Our recent vacation in Romania to celebrate our daughter’s first birthday was spent observing the birth of eight piglets, chasing chickens around the yard, debating Ceausescu’s legacy, and spending lots of time with my wife’s family. In short, just what the doctor ordered for a couple needing a break from their hectic LA routine.

My wife’s family lives in a village in Dambovita County, northwest of Bucharest. It’s so rural that a village in the county (Glod) was used to represent Kazakhstan in the movie Borat. The hardworking villagers have everything but money: They build their own homes, grow most of their own food, worship together in a quaint Orthodox church (where I was the guest of honor at their Sunday liturgical service), and greet everyone they meet on the street. A park was just two blocks away, as was the elementary school, where my daughter was the featured attraction for a group of curious kindergartners.

This was my third visit to Romania, and I took the opportunity to interview more people over 45 for my (admittedly unscientific) survey of memories of the Ceausescu regime. Until this trip, everyone had said that life was better under Ceausescu. At my daughter’s birthday party I finally found someone, a university lecturer, who vehemently disagreed. According to him, only lazy isolationists could not see that things are much better now. Not having lived in Romania during the Ceausescu years, I can’t offer an opinion. However, I do think that we would do well to implement his policy of jailing those who refuse to work.

In a country that currently has only 3,000 Jews, I was pleasantly surprised to see a poster for an essay contest on the Holocaust during our tour of a large castle in Targoviste, the former capital of Romania. Schoolkids were invited to share their thoughts on why learning about the Holocaust was still important for Romanians. I would have given a great deal to be one of the contest judges.

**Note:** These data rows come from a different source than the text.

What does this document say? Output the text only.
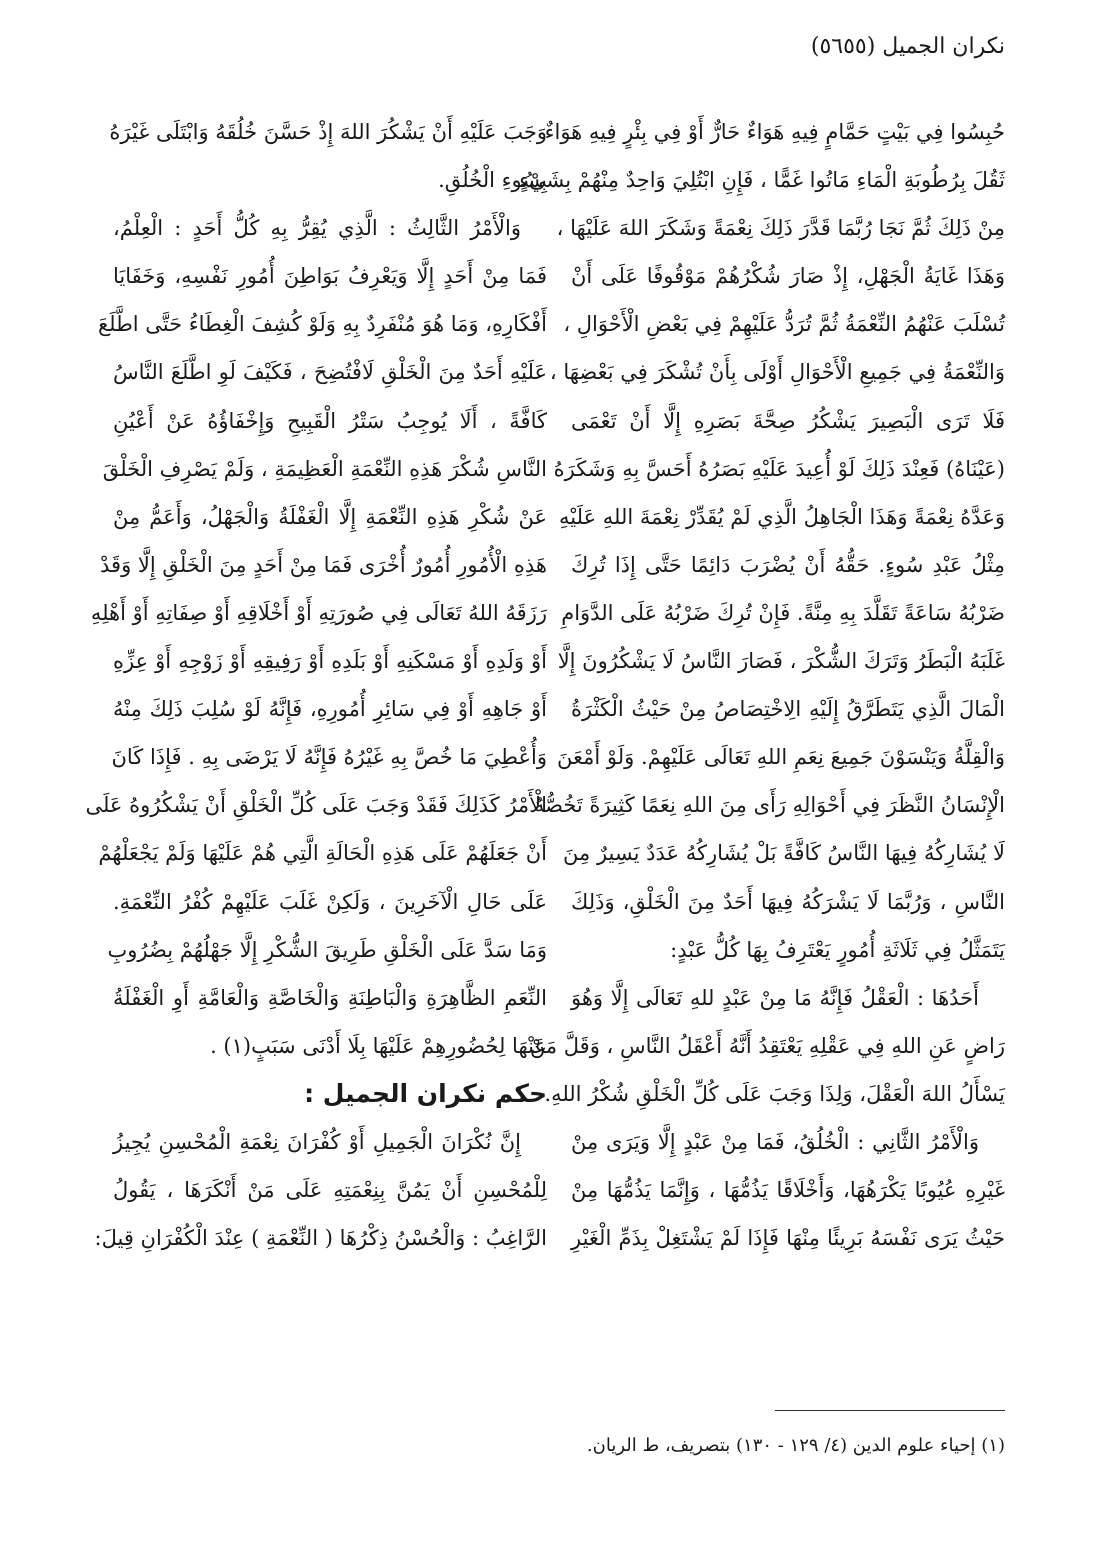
نكران الجميل (٥٦٥٥)
حُبِسُوا فِي بَيْتٍ حَمَّامٍ فِيهِ هَوَاءٌ حَارٌّ أَوْ فِي بِئْرٍ فِيهِ هَوَاءٌ
ثَقُلَ بِرُطُوبَةِ الْمَاءِ مَاتُوا غَمًّا ، فَإِنِ ابْتُلِيَ وَاحِدٌ مِنْهُمْ بِشَيْءٍ
مِنْ ذَلِكَ ثُمَّ نَجَا رُبَّمَا قَدَّرَ ذَلِكَ نِعْمَةً وَشَكَرَ اللهَ عَلَيْهَا ،
وَهَذَا غَايَةُ الْجَهْلِ، إِذْ صَارَ شُكْرُهُمْ مَوْقُوفًا عَلَى أَنْ
تُسْلَبَ عَنْهُمُ النِّعْمَةُ ثُمَّ تُرَدُّ عَلَيْهِمْ فِي بَعْضِ الْأَحْوَالِ ،
وَالنِّعْمَةُ فِي جَمِيعِ الْأَحْوَالِ أَوْلَى بِأَنْ تُشْكَرَ فِي بَعْضِهَا ،
فَلَا تَرَى الْبَصِيرَ يَشْكُرُ صِحَّةَ بَصَرِهِ إِلَّا أَنْ تَعْمَى
(عَيْنَاهُ) فَعِنْدَ ذَلِكَ لَوْ أُعِيدَ عَلَيْهِ بَصَرُهُ أَحَسَّ بِهِ وَشَكَرَهُ
وَعَدَّهُ نِعْمَةً وَهَذَا الْجَاهِلُ الَّذِي لَمْ يُقَدِّرْ نِعْمَةَ اللهِ عَلَيْهِ
مِثْلُ عَبْدِ سُوءٍ. حَقُّهُ أَنْ يُضْرَبَ دَائِمًا حَتَّى إِذَا تُرِكَ
ضَرْبُهُ سَاعَةً تَقَلَّدَ بِهِ مِنَّةً. فَإِنْ تُرِكَ ضَرْبُهُ عَلَى الدَّوَامِ
غَلَبَهُ الْبَطَرُ وَتَرَكَ الشُّكْرَ ، فَصَارَ النَّاسُ لَا يَشْكُرُونَ إِلَّا
الْمَالَ الَّذِي يَتَطَرَّقُ إِلَيْهِ الِاخْتِصَاصُ مِنْ حَيْثُ الْكَثْرَةُ
وَالْقِلَّةُ وَيَنْسَوْنَ جَمِيعَ نِعَمِ اللهِ تَعَالَى عَلَيْهِمْ. وَلَوْ أَمْعَنَ
الْإِنْسَانُ النَّظَرَ فِي أَحْوَالِهِ رَأَى مِنَ اللهِ نِعَمًا كَثِيرَةً تَخُصُّهُ
لَا يُشَارِكُهُ فِيهَا النَّاسُ كَافَّةً بَلْ يُشَارِكُهُ عَدَدٌ يَسِيرٌ مِنَ
النَّاسِ ، وَرُبَّمَا لَا يَشْرَكُهُ فِيهَا أَحَدٌ مِنَ الْخَلْقِ، وَذَلِكَ
يَتَمَثَّلُ فِي ثَلَاثَةِ أُمُورٍ يَعْتَرِفُ بِهَا كُلُّ عَبْدٍ:
أَحَدُهَا : الْعَقْلُ فَإِنَّهُ مَا مِنْ عَبْدٍ للهِ تَعَالَى إِلَّا وَهُوَ
رَاضٍ عَنِ اللهِ فِي عَقْلِهِ يَعْتَقِدُ أَنَّهُ أَعْقَلُ النَّاسِ ، وَقَلَّ مَنْ
يَسْأَلُ اللهَ الْعَقْلَ، وَلِذَا وَجَبَ عَلَى كُلِّ الْخَلْقِ شُكْرُ اللهِ.
وَالْأَمْرُ الثَّانِي : الْخُلُقُ، فَمَا مِنْ عَبْدٍ إِلَّا وَيَرَى مِنْ
غَيْرِهِ عُيُوبًا يَكْرَهُهَا، وَأَخْلَاقًا يَذُمُّهَا ، وَإِنَّمَا يَذُمُّهَا مِنْ
حَيْثُ يَرَى نَفْسَهُ بَرِيئًا مِنْهَا فَإِذَا لَمْ يَشْتَغِلْ بِذَمِّ الْغَيْرِ
وَجَبَ عَلَيْهِ أَنْ يَشْكُرَ اللهَ إِذْ حَسَّنَ خُلُقَهُ وَابْتَلَى غَيْرَهُ
بِسُوءِ الْخُلُقِ.
وَالْأَمْرُ الثَّالِثُ : الَّذِي يُقِرُّ بِهِ كُلُّ أَحَدٍ : الْعِلْمُ،
فَمَا مِنْ أَحَدٍ إِلَّا وَيَعْرِفُ بَوَاطِنَ أُمُورِ نَفْسِهِ، وَخَفَايَا
أَفْكَارِهِ، وَمَا هُوَ مُنْفَرِدٌ بِهِ وَلَوْ كُشِفَ الْغِطَاءُ حَتَّى اطَّلَعَ
عَلَيْهِ أَحَدٌ مِنَ الْخَلْقِ لَافْتُضِحَ ، فَكَيْفَ لَوِ اطَّلَعَ النَّاسُ
كَافَّةً ، أَلَا يُوجِبُ سَتْرُ الْقَبِيحِ وَإِخْفَاؤُهُ عَنْ أَعْيُنِ
النَّاسِ شُكْرَ هَذِهِ النِّعْمَةِ الْعَظِيمَةِ ، وَلَمْ يَصْرِفِ الْخَلْقَ
عَنْ شُكْرِ هَذِهِ النِّعْمَةِ إِلَّا الْغَفْلَةُ وَالْجَهْلُ، وَأَعَمُّ مِنْ
هَذِهِ الْأُمُورِ أُمُورٌ أُخْرَى فَمَا مِنْ أَحَدٍ مِنَ الْخَلْقِ إِلَّا وَقَدْ
رَزَقَهُ اللهُ تَعَالَى فِي صُورَتِهِ أَوْ أَخْلَاقِهِ أَوْ صِفَاتِهِ أَوْ أَهْلِهِ
أَوْ وَلَدِهِ أَوْ مَسْكَنِهِ أَوْ بَلَدِهِ أَوْ رَفِيقِهِ أَوْ زَوْجِهِ أَوْ عِزِّهِ
أَوْ جَاهِهِ أَوْ فِي سَائِرِ أُمُورِهِ، فَإِنَّهُ لَوْ سُلِبَ ذَلِكَ مِنْهُ
وَأُعْطِيَ مَا خُصَّ بِهِ غَيْرُهُ فَإِنَّهُ لَا يَرْضَى بِهِ . فَإِذَا كَانَ
الْأَمْرُ كَذَلِكَ فَقَدْ وَجَبَ عَلَى كُلِّ الْخَلْقِ أَنْ يَشْكُرُوهُ عَلَى
أَنْ جَعَلَهُمْ عَلَى هَذِهِ الْحَالَةِ الَّتِي هُمْ عَلَيْهَا وَلَمْ يَجْعَلْهُمْ
عَلَى حَالِ الْآخَرِينَ ، وَلَكِنْ غَلَبَ عَلَيْهِمْ كُفْرُ النِّعْمَةِ.
وَمَا سَدَّ عَلَى الْخَلْقِ طَرِيقَ الشُّكْرِ إِلَّا جَهْلُهُمْ بِضُرُوبِ
النِّعَمِ الظَّاهِرَةِ وَالْبَاطِنَةِ وَالْخَاصَّةِ وَالْعَامَّةِ أَوِ الْغَفْلَةُ
عَنْهَا لِحُضُورِهِمْ عَلَيْهَا بِلَا أَدْنَى سَبَبٍ(١) .
حكم نكران الجميل :
إِنَّ نُكْرَانَ الْجَمِيلِ أَوْ كُفْرَانَ نِعْمَةِ الْمُحْسِنِ يُجِيزُ
لِلْمُحْسِنِ أَنْ يَمُنَّ بِنِعْمَتِهِ عَلَى مَنْ أَنْكَرَهَا ، يَقُولُ
الرَّاغِبُ : وَالْحُسْنُ ذِكْرُهَا ( النِّعْمَةِ ) عِنْدَ الْكُفْرَانِ قِيلَ:
(١) إحياء علوم الدين (٤/ ١٢٩ - ١٣٠) بتصريف، ط الريان.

Soccer on the international level is always about more than 22 players kicking a ball around, and when Romania and Hungary play – as they did in Bucharest during our stay – historical wrongs, real or imagined, are front and center. It started with the intense booing of the Hungarian national anthem, and continued with the waving of banners with the words “Romania” and “1918” (the year in which the union of Transylvania with Romania was declared). The Hungarian fans, in turn, wore black shirts with the name of their country in Hungarian spelled out in white letters. Their team was given the level of security normally reserved for heads of state. My outsider’s view is that both countries’ governments probably have more important things on their plate than worrying about which country has the historical right to occupy Transylvania, but it remains a very emotional issue for many Romanians and Magyars.

When we attended Mormon services in Bucharest on our last Sunday in the country, we learned that the church is still struggling to retain recent converts, many of whom emigrate to other EU countries now that there are no more residency or employment restrictions for Romanian citizens. If the church is ever going to grow in Romania, this problem needs to be resolved.

I thoroughly enjoyed my third trip to Romania, and am already looking forward to my fourth. It’s the country where my wife was born and raised, where our faith is struggling to gain a foothold, and where we may live someday. In the presidential race that will be decided in the next two weeks, the two front runners are the current prime minister and an ethnic German mayor (universally called “The German”). Interestingly enough, one of the major criticisms of both candidates is that they are rich (the prime minister has three apartments, while The German has three apartments and three homes). When I asked my wife why everyone was so critical of rich people who run for office, she explained that in Romania it’s impossible to become rich unless you’re corrupt and dishonest. Until this reality and perception change, Romania will still have a long way to go to realize its potential. However, it remains a beautiful country to visit — and a perfect place for wife-hunting.